Eventuell hat man eine Vermutung, woran das Problem liegen könnte oder man macht das Objekt erst einmal auf; reinkucken hilft meistens weiter. Vorsichtig öffnen, dabei so wenig wie möglich abreißen oder - knicken (Staubsauger sind da die Hölle!). Zu sollte man es ja auch wieder machen können.
Wenn sich dann die Fehlerursache offenbart, gepaart mit einer Ahnung ob ihrer Reparierbarkeit, steigt das Fieber. Hin und wieder dem Besucher verraten, was man tut, ihn einbinden, vielleicht darf er auch mal was festhalten. Aber sonst: der Weg liegt klar vor mir, jetzt Schritt für Schritt zum Ziel, frickeln, mit den Tücken des Produktdesigns kämpfen ohne bleibende Schäden zu hinterlassen, hoffentlich keine in Harz vergossene Elektrik, Federn vorsichtig aushängen, Kabelstränge zur Seite schlängeln, Staub/Öl-Schmiere an den Fingern, … DA ist ist er, der Übeltäter, jetzt „nur noch“ die Platine ausbauen, um an die Unterseite zu kommen, der Lötkolben ist bereit, das Ersatzbauteil war im Fundus zu finden, das eigentliche Problem ist dann schnell behoben. Funktionstest mit offenem Brustkasten; „Bitte alle vom Patienten zurücktreten!“, Stecker rein, Schalter an: ER BRUMMT WIEDER! (…so wie er soll). Jetzt schon ist das Hochgefühl da, die Freude und Zufriedenheit, die Bestätigung der Selbstwirksamkeit.
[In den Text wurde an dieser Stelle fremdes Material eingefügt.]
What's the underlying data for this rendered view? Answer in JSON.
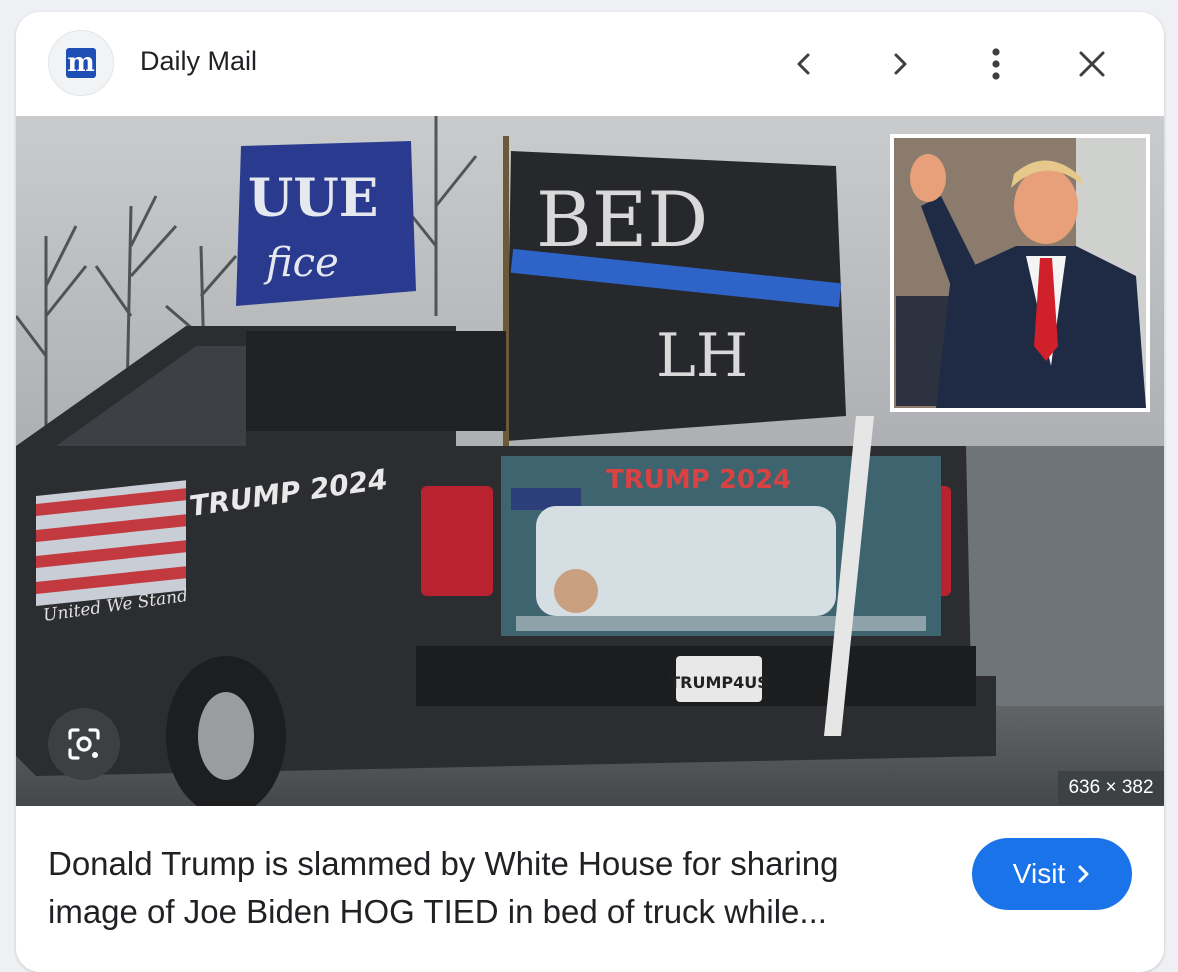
{
  "header": {
    "favicon_letter": "m",
    "source_name": "Daily Mail",
    "icons": [
      "chevron-left-icon",
      "chevron-right-icon",
      "more-vert-icon",
      "close-icon"
    ]
  },
  "image": {
    "signs": {
      "left_flag_line1": "UUE",
      "left_flag_line2": "fice",
      "right_flag_line1": "BED",
      "right_flag_line2": "LH",
      "truck_side": "TRUMP 2024",
      "truck_side_script": "United We Stand",
      "banner": "TRUMP 2024",
      "license_plate": "TRUMP4US"
    },
    "dimensions": "636 × 382"
  },
  "caption": {
    "title": "Donald Trump is slammed by White House for sharing image of Joe Biden HOG TIED in bed of truck while..."
  },
  "visit_button": {
    "label": "Visit"
  },
  "colors": {
    "accent": "#1a73e8",
    "favicon": "#1e4fb5",
    "tie": "#d0202a"
  }
}
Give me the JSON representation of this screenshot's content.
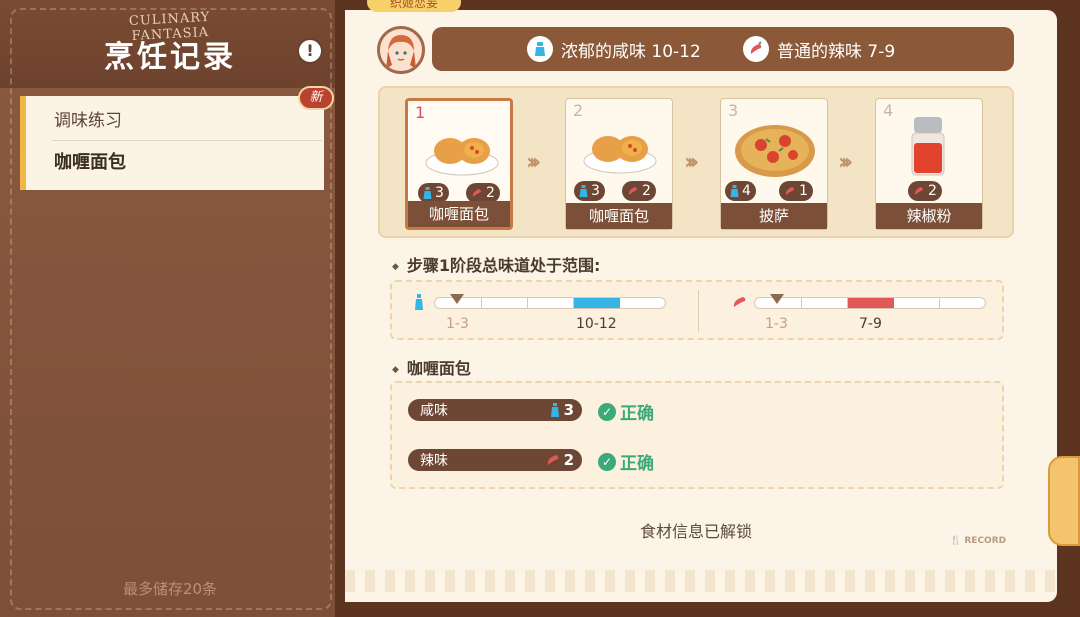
{
  "left_panel": {
    "brand": "CULINARY FANTASIA",
    "title": "烹饪记录",
    "info_icon": "exclamation-icon",
    "items": [
      {
        "label": "调味练习"
      },
      {
        "label": "咖喱面包"
      }
    ],
    "new_badge": "新",
    "storage_note": "最多储存20条"
  },
  "character": {
    "name": "织姬恋妄"
  },
  "flavor_targets": [
    {
      "icon": "salt-shaker-icon",
      "text": "浓郁的咸味 10-12"
    },
    {
      "icon": "chili-icon",
      "text": "普通的辣味 7-9"
    }
  ],
  "steps": [
    {
      "num": "1",
      "label": "咖喱面包",
      "salt": "3",
      "spicy": "2",
      "active": true
    },
    {
      "num": "2",
      "label": "咖喱面包",
      "salt": "3",
      "spicy": "2"
    },
    {
      "num": "3",
      "label": "披萨",
      "salt": "4",
      "spicy": "1"
    },
    {
      "num": "4",
      "label": "辣椒粉",
      "spicy": "2"
    }
  ],
  "range_section": {
    "title": "步骤1阶段总味道处于范围:",
    "salt": {
      "current": "1-3",
      "target": "10-12"
    },
    "spicy": {
      "current": "1-3",
      "target": "7-9"
    }
  },
  "detail_section": {
    "title": "咖喱面包",
    "rows": [
      {
        "name": "咸味",
        "value": "3",
        "status": "正确"
      },
      {
        "name": "辣味",
        "value": "2",
        "status": "正确"
      }
    ]
  },
  "unlock_text": "食材信息已解锁",
  "watermark": "RECORD",
  "colors": {
    "salt": "#35b4e6",
    "spicy": "#e25757",
    "correct": "#3caa78"
  }
}
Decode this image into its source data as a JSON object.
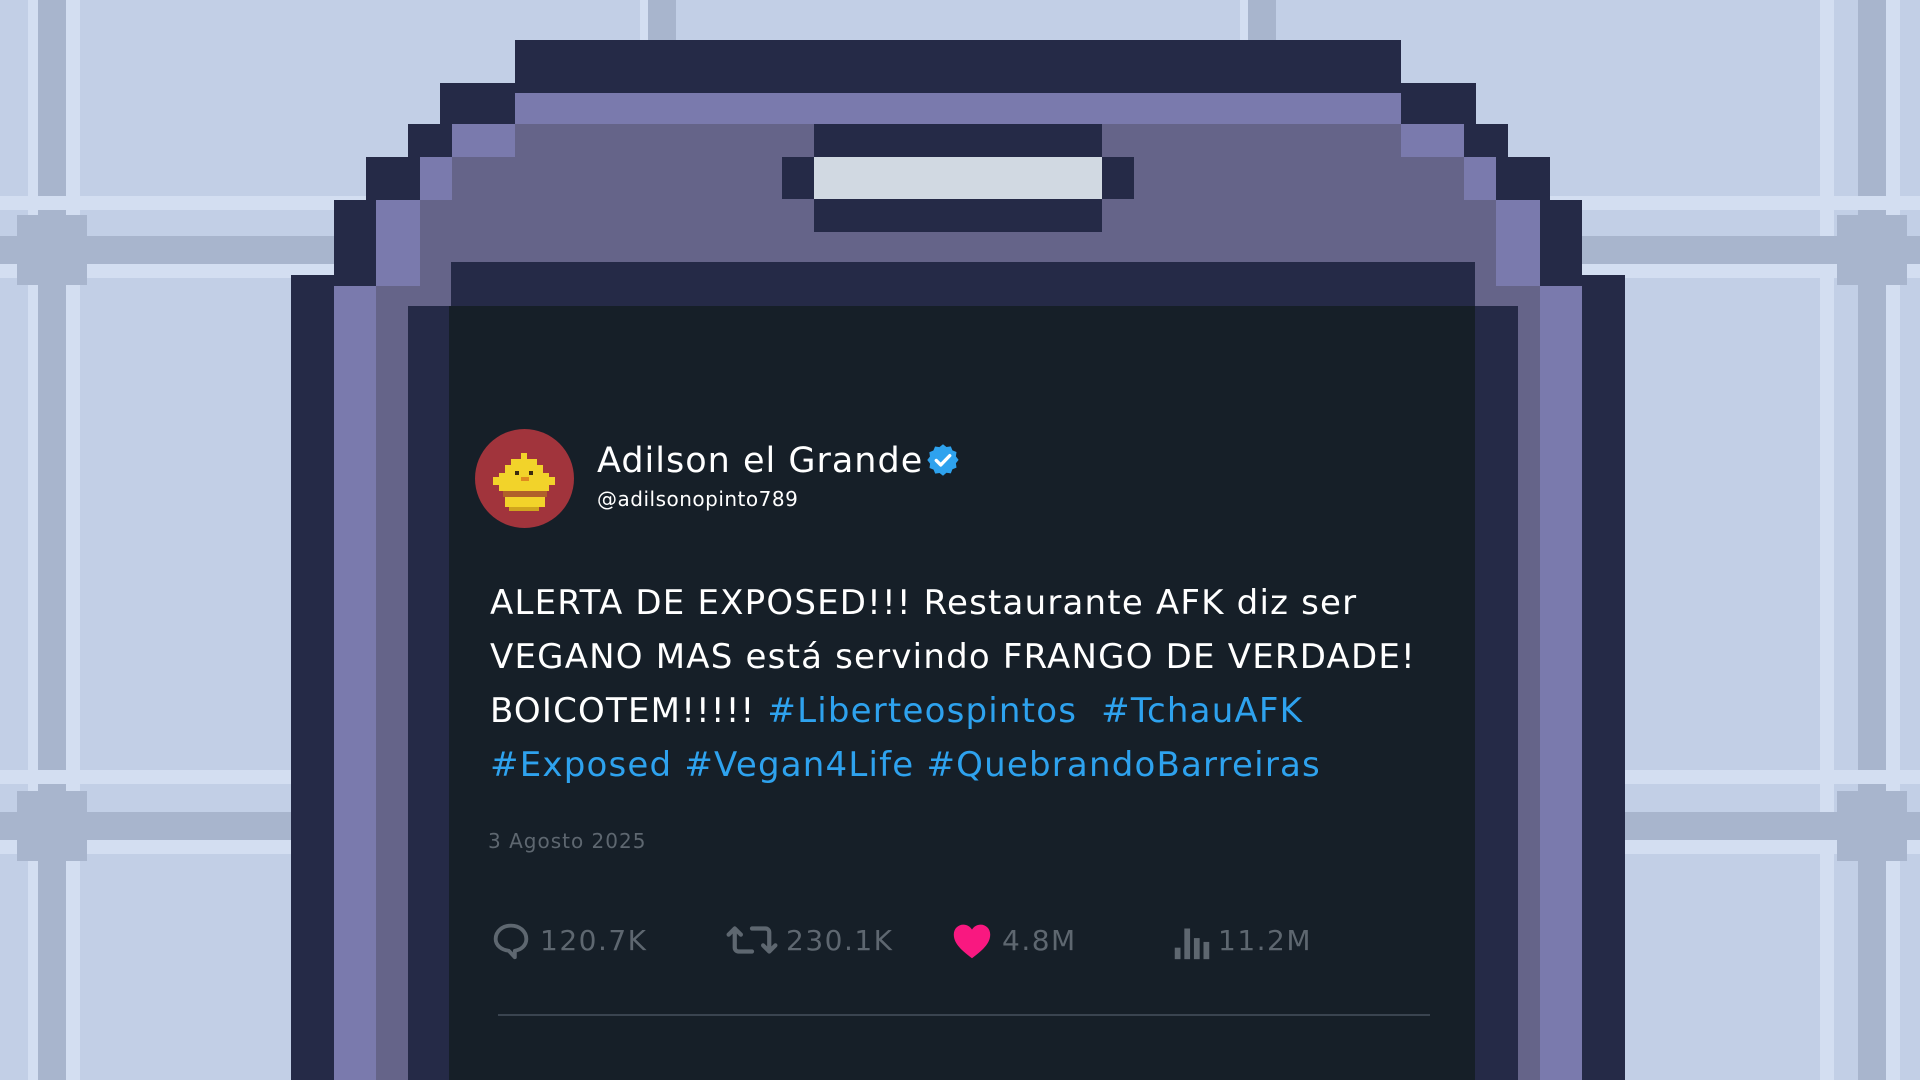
{
  "tweet": {
    "display_name": "Adilson el Grande",
    "handle": "@adilsonopinto789",
    "verified": true,
    "text_plain": "ALERTA DE EXPOSED!!! Restaurante AFK diz ser VEGANO MAS está servindo FRANGO DE VERDADE! BOICOTEM!!!!!",
    "hashtags": [
      "#Liberteospintos",
      "#TchauAFK",
      "#Exposed",
      "#Vegan4Life",
      "#QuebrandoBarreiras"
    ],
    "date": "3 Agosto 2025",
    "stats": {
      "replies": "120.7K",
      "retweets": "230.1K",
      "likes": "4.8M",
      "views": "11.2M"
    },
    "liked": true
  },
  "colors": {
    "background": "#c2cfe6",
    "phone_dark": "#252a47",
    "phone_lilac": "#7a7aad",
    "phone_mid": "#656489",
    "screen": "#161f28",
    "hashtag": "#2ea2ee",
    "verified_badge": "#2ea2ee",
    "like_active": "#f91880",
    "muted_text": "#5e6770",
    "avatar_bg": "#a1343c"
  },
  "icons": {
    "verified": "verified-badge-icon",
    "reply": "reply-icon",
    "retweet": "retweet-icon",
    "like": "heart-icon",
    "views": "views-chart-icon",
    "avatar": "yellow-chick-icon"
  }
}
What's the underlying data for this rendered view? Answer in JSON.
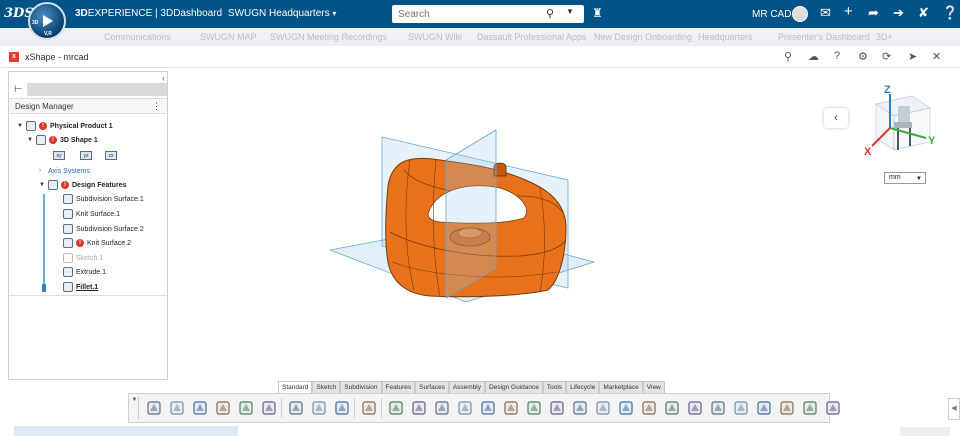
{
  "topbar": {
    "logo": "3DS",
    "compass": {
      "north": "3D",
      "west": "V,R",
      "east": "",
      "south": ""
    },
    "brand_prefix": "3D",
    "brand_main": "EXPERIENCE | 3DDashboard",
    "space": "SWUGN Headquarters",
    "space_chevron": "chevron-down-icon",
    "search_placeholder": "Search",
    "user_name": "MR CAD",
    "icons": [
      "tag-icon",
      "chat-icon",
      "plus-icon",
      "share-icon",
      "network-icon",
      "tools-icon",
      "help-icon"
    ]
  },
  "tabstrip": [
    "Communications",
    "SWUGN MAP",
    "SWUGN Meeting Recordings",
    "SWUGN Wiki",
    "Dassault Professional Apps",
    "New Design Onboarding",
    "Headquarters",
    "Presenter's Dashboard",
    "3D+"
  ],
  "app": {
    "title": "xShape - mrcad",
    "header_icons": [
      "search-icon",
      "cloud-icon",
      "help-icon",
      "gear-icon",
      "refresh-icon",
      "pin-icon",
      "close-icon"
    ]
  },
  "design_manager": {
    "label": "Design Manager",
    "tree": [
      {
        "label": "Physical Product 1",
        "bold": true,
        "error": true,
        "expanded": true
      },
      {
        "label": "3D Shape 1",
        "bold": true,
        "error": true,
        "expanded": true
      },
      {
        "label": "Axis Systems",
        "link": true
      },
      {
        "label": "Design Features",
        "bold": true,
        "error": true,
        "expanded": true
      },
      {
        "label": "Subdivision Surface.1"
      },
      {
        "label": "Knit Surface.1"
      },
      {
        "label": "Subdivision Surface.2"
      },
      {
        "label": "Knit Surface.2",
        "error": true
      },
      {
        "label": "Sketch.1",
        "dim": true
      },
      {
        "label": "Extrude.1"
      },
      {
        "label": "Fillet.1",
        "underline": true
      }
    ],
    "planes": [
      "xy",
      "yz",
      "zx"
    ]
  },
  "viewport": {
    "compass_axes": {
      "x": "X",
      "y": "Y",
      "z": "Z"
    },
    "unit": "mm",
    "colors": {
      "model": "#e8721c",
      "model_edge": "#7a3a08",
      "plane": "#9ccbe8",
      "x_axis": "#d9352a",
      "y_axis": "#3caa3c",
      "z_axis": "#2f7cc5"
    }
  },
  "toolbar": {
    "tabs": [
      "Standard",
      "Sketch",
      "Subdivision",
      "Features",
      "Surfaces",
      "Assembly",
      "Design Guidance",
      "Tools",
      "Lifecycle",
      "Marketplace",
      "View"
    ],
    "active_tab": "Standard",
    "tools": [
      "new-icon",
      "open-icon",
      "save-icon",
      "save-all-icon",
      "properties-icon",
      "settings-icon",
      "undo-icon",
      "redo-icon",
      "help-icon",
      "sketch-icon",
      "subdiv-box-icon",
      "subdiv-grid-icon",
      "subdiv-cube-icon",
      "surface-icon",
      "solid-icon",
      "sweep-icon",
      "extrude-face-icon",
      "loft-icon",
      "fill-icon",
      "split-icon",
      "thicken-icon",
      "cut-icon",
      "mirror-icon",
      "draft-icon",
      "sphere-icon",
      "blend-icon",
      "pattern-icon",
      "box-icon",
      "shell-icon",
      "chamfer-icon"
    ]
  }
}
Der Zusammenbau geht beschwingt von statten, den Pfad rückwärts beschreiten ohne zu viele Schrauben zu vergessen… Dann das geflickte Objekt dem frohen Kunden in die Hand drücken (Beeindruckend: die Dame, die zum wieder funktionierenden Tonbandgerät zu tanzen begann) und sich nach dem Hände waschen eine Stulle gönnen.
Kauend steh ich da und bade noch etwas im Wohlgefühl des Erfolgserlebnisses. Entspannt wie Buddha blicke ich hinunter auf das muntere Chaos um mich herum; alles ist gut. Deswegen bin ich hier.